If your savings feel like they're behind, there are plenty of normal reasons why:

  • You started saving late
  • You took time out of the workforce
  • You went through a divorce or job loss
  • You helped kids with college
  • You prioritized paying off debt or a mortgage

Real life has a way of interrupting perfect financial plans. Most people don't get a straight, uninterrupted runway to retirement.

The role Social Security will likely play

For many 55-year-olds, Social Security will eventually provide a meaningful portion of retirement income. But it usually isn't designed to cover all expenses by itself. In fact, it will only cover around 38% of your working income.

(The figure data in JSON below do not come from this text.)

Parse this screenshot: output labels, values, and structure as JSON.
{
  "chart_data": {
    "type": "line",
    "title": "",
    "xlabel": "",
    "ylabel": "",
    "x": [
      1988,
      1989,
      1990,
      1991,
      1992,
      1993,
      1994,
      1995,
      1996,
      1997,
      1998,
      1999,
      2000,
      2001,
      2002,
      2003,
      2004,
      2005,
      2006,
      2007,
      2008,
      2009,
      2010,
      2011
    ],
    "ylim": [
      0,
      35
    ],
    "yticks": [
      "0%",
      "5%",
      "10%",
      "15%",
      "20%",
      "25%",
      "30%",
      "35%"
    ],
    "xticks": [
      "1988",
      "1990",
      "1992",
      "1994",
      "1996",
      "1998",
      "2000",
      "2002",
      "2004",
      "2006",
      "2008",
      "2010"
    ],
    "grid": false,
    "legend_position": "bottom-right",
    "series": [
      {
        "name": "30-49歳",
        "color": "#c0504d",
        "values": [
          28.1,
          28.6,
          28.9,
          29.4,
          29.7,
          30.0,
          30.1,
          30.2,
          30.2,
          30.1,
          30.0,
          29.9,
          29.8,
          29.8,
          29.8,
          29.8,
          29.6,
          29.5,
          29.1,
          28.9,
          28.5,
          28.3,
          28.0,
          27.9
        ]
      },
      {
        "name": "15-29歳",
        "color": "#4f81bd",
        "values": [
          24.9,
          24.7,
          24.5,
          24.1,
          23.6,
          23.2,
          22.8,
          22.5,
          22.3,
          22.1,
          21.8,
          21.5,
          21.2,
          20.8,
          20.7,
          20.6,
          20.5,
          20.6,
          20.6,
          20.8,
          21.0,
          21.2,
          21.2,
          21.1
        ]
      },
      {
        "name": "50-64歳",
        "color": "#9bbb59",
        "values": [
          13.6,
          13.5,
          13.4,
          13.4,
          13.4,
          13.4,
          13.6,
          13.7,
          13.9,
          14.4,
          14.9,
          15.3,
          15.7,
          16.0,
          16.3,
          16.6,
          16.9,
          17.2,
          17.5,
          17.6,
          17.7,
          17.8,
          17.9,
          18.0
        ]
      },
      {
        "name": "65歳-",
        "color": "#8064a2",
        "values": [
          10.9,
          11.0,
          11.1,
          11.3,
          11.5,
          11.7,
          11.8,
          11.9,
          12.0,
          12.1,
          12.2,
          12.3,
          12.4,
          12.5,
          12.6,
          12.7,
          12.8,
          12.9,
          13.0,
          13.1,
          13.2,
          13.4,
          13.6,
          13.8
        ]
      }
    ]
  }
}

That means your personal savings and investments will need to make up the rest, even if your balance doesn't look huge today.

That's why timing matters. Claiming earlier or later can significantly change monthly benefits.

If you feel behind, here's what actually helps at 55

At 55, you still have lots of time to make a difference. Here are some powerful tools you have available:

  • Catch-up contributions: You can contribute more to 401(k)s and IRAs than younger workers.
  • Higher savings rate: Peak earning years often happen in your 50s.
  • Clearer goals: Retirement planning usually getts mroe focused and realistic at this stage.

Even a few strong saving years can seriously change your trajectory, especially if markets cooperate.

How much progress can five to ten years make?

It's easy to underestimate what consistent saving and compounding can do in the final stretch before retirement.

For example, someone who saves $20,000 per year for 10 years and earns a reasonable return could add hundreds of thousands of dollars to their nest egg. Of course, this isn't guaranteed, but it does show why this phase still matters.

The plan doesn't have to be perfect. It just has to be executed consistently.

A simple way to sanity-check your situation

Instead of focusing on national averages, try answering these questions:

  • About how much income will I need each year in retirement?
  • How much of that might Social Security cover?
  • How much will need to come from my own savings?
  • Roughly how many years will that money be needed?

This kind of back-of-the-envelope math often tells you far more than comparing yourself to other people's balances.

Bottom line

At 55, comparing your savings to national averages can be useful, but it doesn't tell the whole story. What matters more is understanding your own goals, expected expenses, and income sources so you can judge how well you've prepared for retirement based on your needs, not someone else's numbers.

At age 55, you're eligible for penalty-free withdrawals from a 401(k) if you leave your job, which can change how you think about timing and cash flow in the final stretch before full retirement.